Mais cedo, o Pro Shoujo Spain estava comemorando o lançamento do mangá Majo wo Mamoru。(魔女をまもる。), de Maki Ebishi, na França. A série, que só tem três volumes, e baseada na vida de Johann Weyer (1515-1588), médico holandês, ocultista e demonologista, considerado um dos pais da psiquiatria, porque foi a primeira voz científica (*dentro dos padrões do século XVI, claro*) a defender que boa parte dos incidentes considerados como bruxaria, ou ação demoníaca, eram fruto da ignorância, ou de distúrbios emocionais e/ou mentais, como a melancolia, que poderia abranger uma série de transtornos que são categorizados em nossos dias.

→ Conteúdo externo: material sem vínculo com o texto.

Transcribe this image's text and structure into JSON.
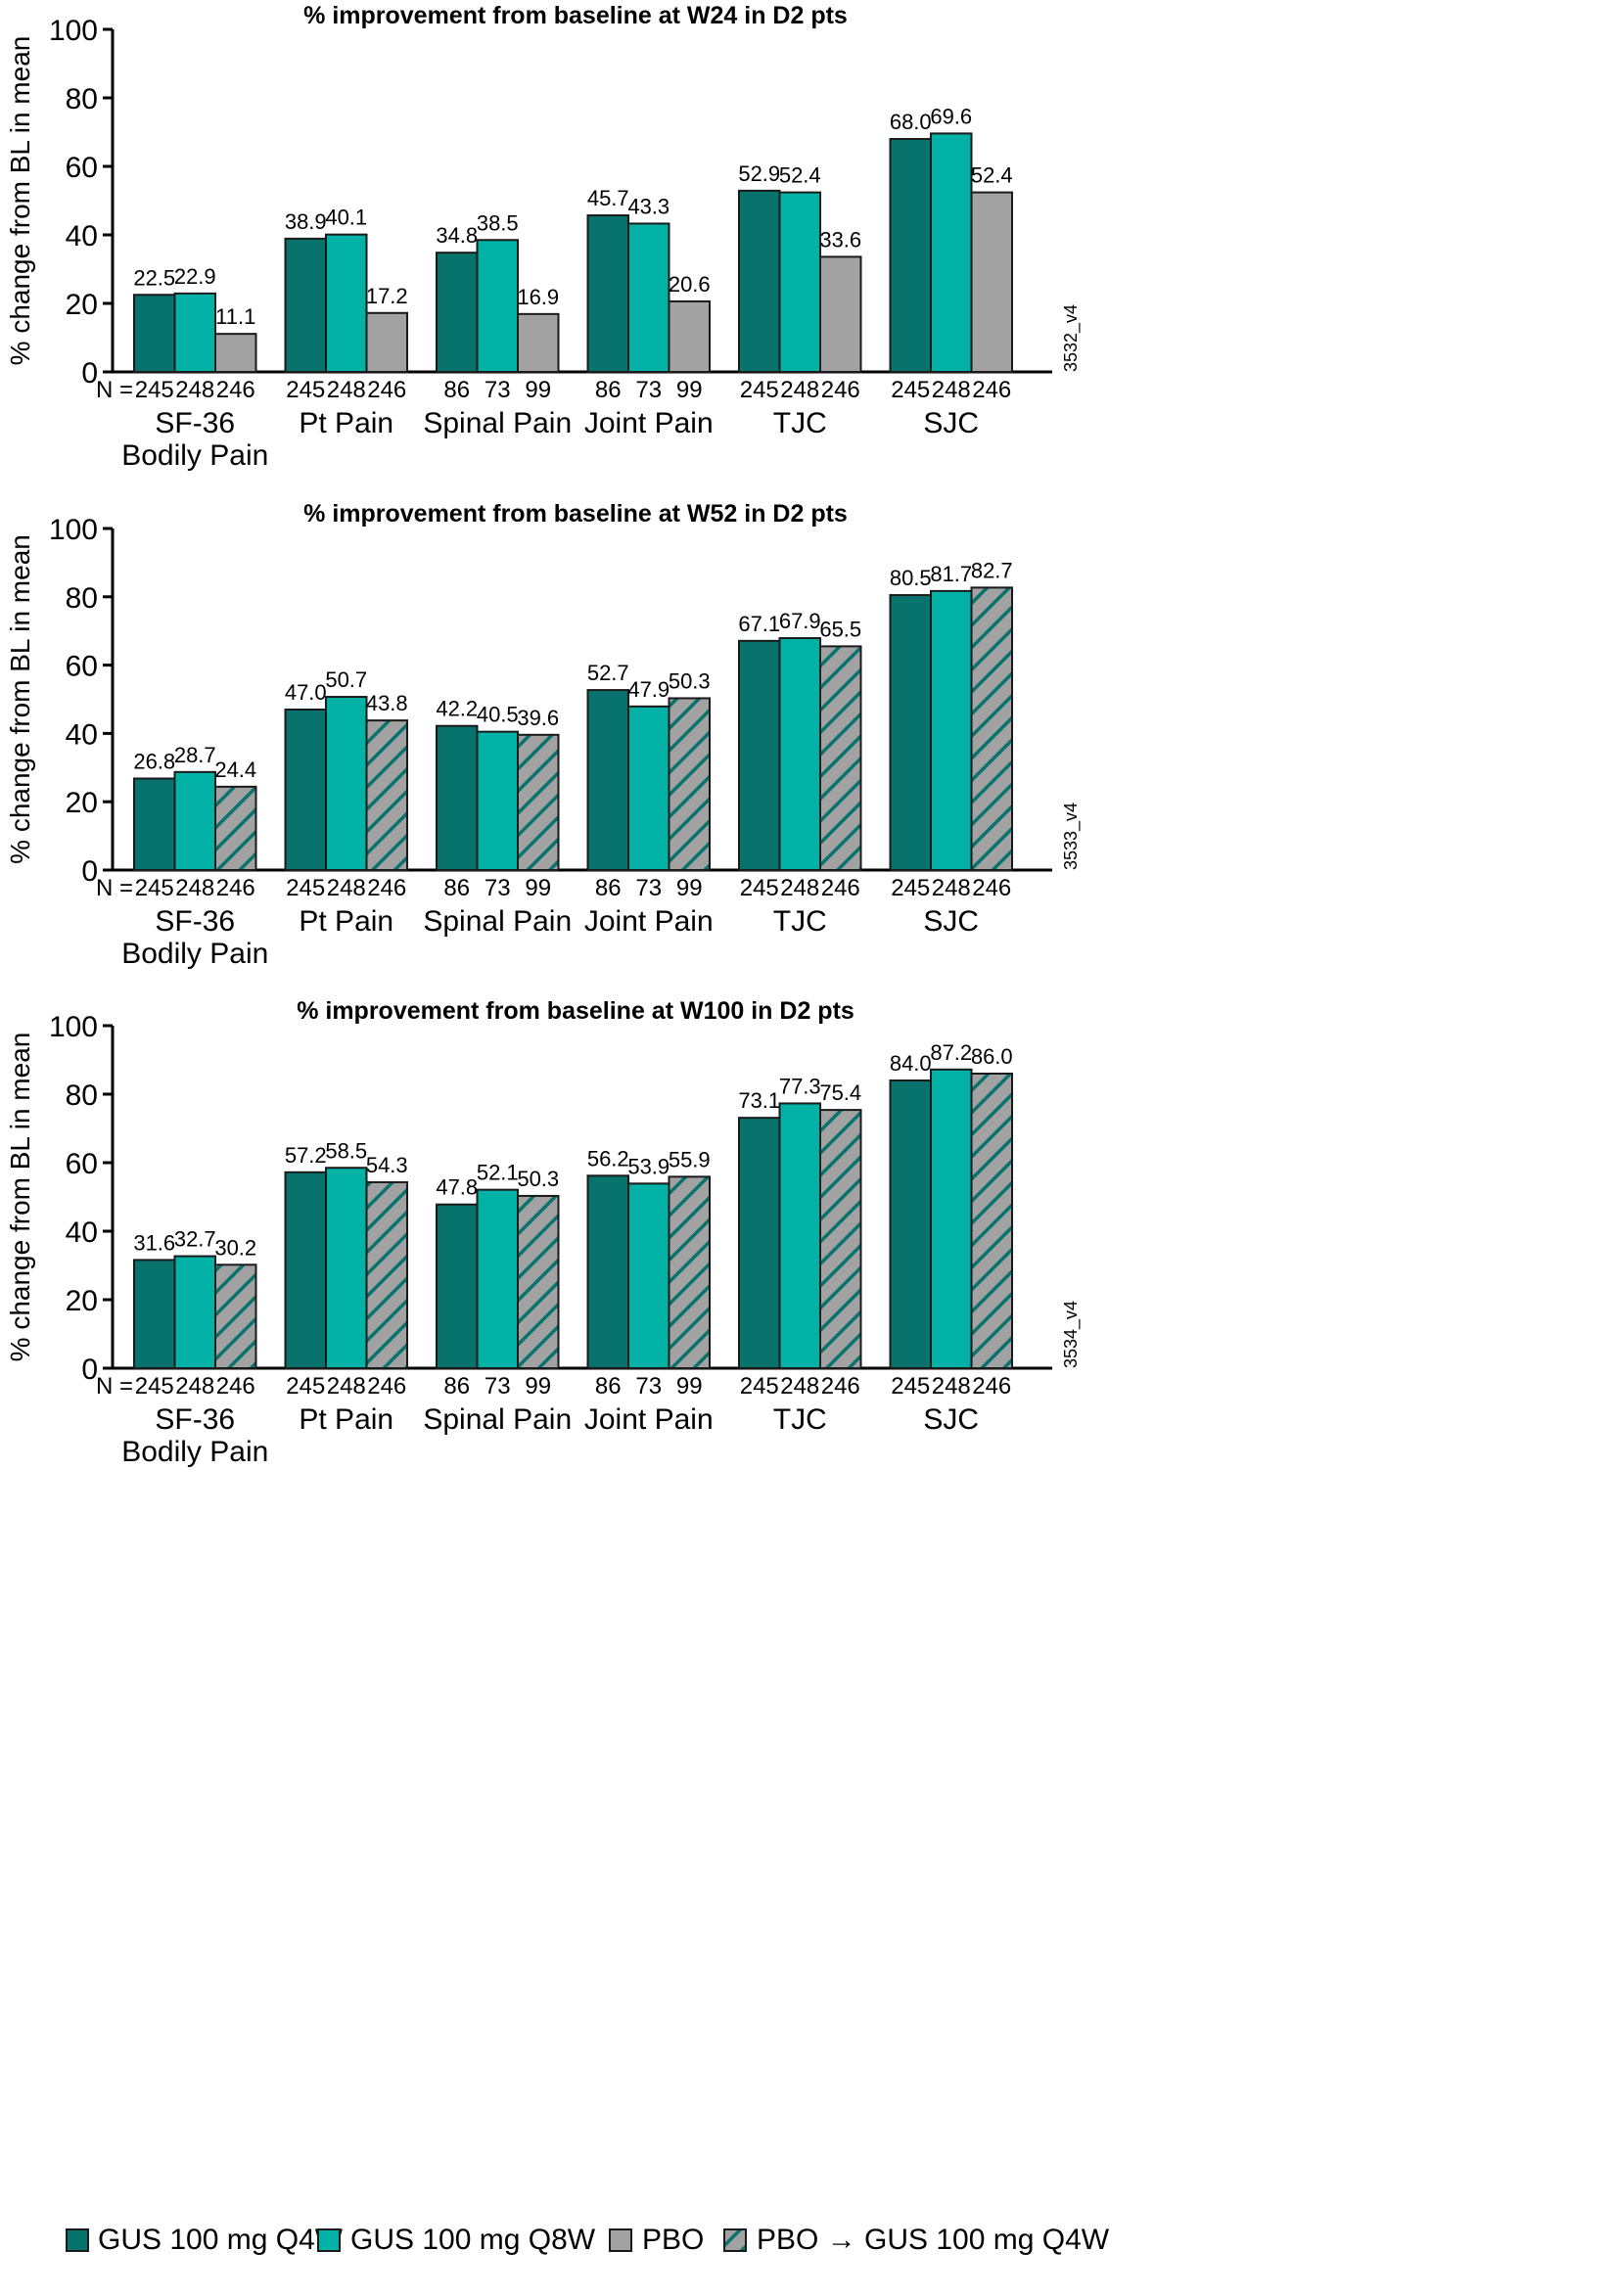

Sim, mangá josei (*poderia ser shoujo, poderia ser seinen, mas dificilmente seria shounen*) sobre um sujeito que se insurgiu contra um pensamento hegemônico da época, que criticou o Maleus Maleficarum (Martelo das Feiticeiras), manual absoluto sobre como identificar bruxas (*porque eram principalmente mulheres*) e como combatê-las. Sobre o tema, Meyer escreveu dois livros, De Praestigiis Daemonum et Incantationibus ac Venificiis (Sobre as ilusões dos demônios e sobre feitiços e venenos, 1563) e o apêndice Pseudomonarchia Daemonum (O Falso Reino dos Demônios, 1577).
Meyer testemunhou em julgamentos sobre bruxaria, no geral, defendendo as acusadas, e era consultado em casos difíceis, nos quais ele aplicou uma visão médica cética em relação às maravilhas relatadas e supostos exemplos de magia ou feitiçaria. Como um sujeito desses escapou ileso de uma condenação por parte de autoridades civis ou eclesiásticas em pleno século XVI? Bem, ele tinha um patrono poderoso, o Guilherme (1516-1592), o rico, duque de Jülich-Cleves-Berg, além de acumular outros títulos dentro do antigo Sacro Império Romano Germânico.
Guilherme foi uma figura poderosa, como seu apelido sugere, que usou de seu prestígio e riqueza para manter uma corte ilustrada em plena Contra Reforma. Não era coisa rara no Renascimento, mas era algo incomum a partir de meados do século XVI. Ele era um católico flexível, seguia as ideias de Erasmo de Roterdam, se casou com a filha do Imperador, uma Habsburgo, e educou suas filhas como católicas e seus filhos como protestantes luteranos, fé de boa parte de seus súditos. Só na corte de uma aberração como essa uma mente crítica como a de Johann Weyer poderia sobreviver e produzir em um pleno século da intolerância (*a tese é do historiador Jean Delumeau, e eu a abraço*).
Quando li Cleves no meio dessa história e vi que o duque era super poderoso, tive um clique, porque nunca tinha ouvido falar de Weyer, pois bem, o patrono do protagonista é irmão de Ana de Cleves, a quarta esposa de Henrique VIII, a única com quem ele casou sem conhecer, sem se apaixonar (*outra figura pitoresca, o rei na Inglaterra*), por mera aliança política entre nobres protestantes (*sim, Guilherme era católico, mas não tanto e a maioria de seus súditos eram protestantes.*). Quem conhece a história de Henrique VIII sabe que o casamento com Ana de Cleves não deu certo, que o rei a acusou de ser feia e desinteressante, que foi enganado. E muitos historiadores repetem essa história, apesar de fontes de época elogiando a rainha, que não tinha recebido uma educação refinada ao gosto do marido, mas era razoavelmente bonita. Enfim, mais fácil culpar a moça do que dizer que Henrique VIII estava velho e podre na época do casamento.
Voltando, não sei da qualidade do mangá Majo wo Mamoru。, mas não acho que a Glenat arriscaria publicar algo ruim, ainda mais sendo mangá feminino, sem anime, sem dorama, ou qualquer coisa que o empurre. O traço é bom, basta olhar, as imagens na internet. Não há scanlations, mas só de ler um pouco sobre a história desse médico, que não nasceu em berço rico, porque medicina não era profissão de gente realmente importante na época, mas conseguiu deixar sua marca na História, já me fez imaginar uma série, ou filme, sobre ele. É isso, mais um mangá que dificilmente aparecerão por aqui.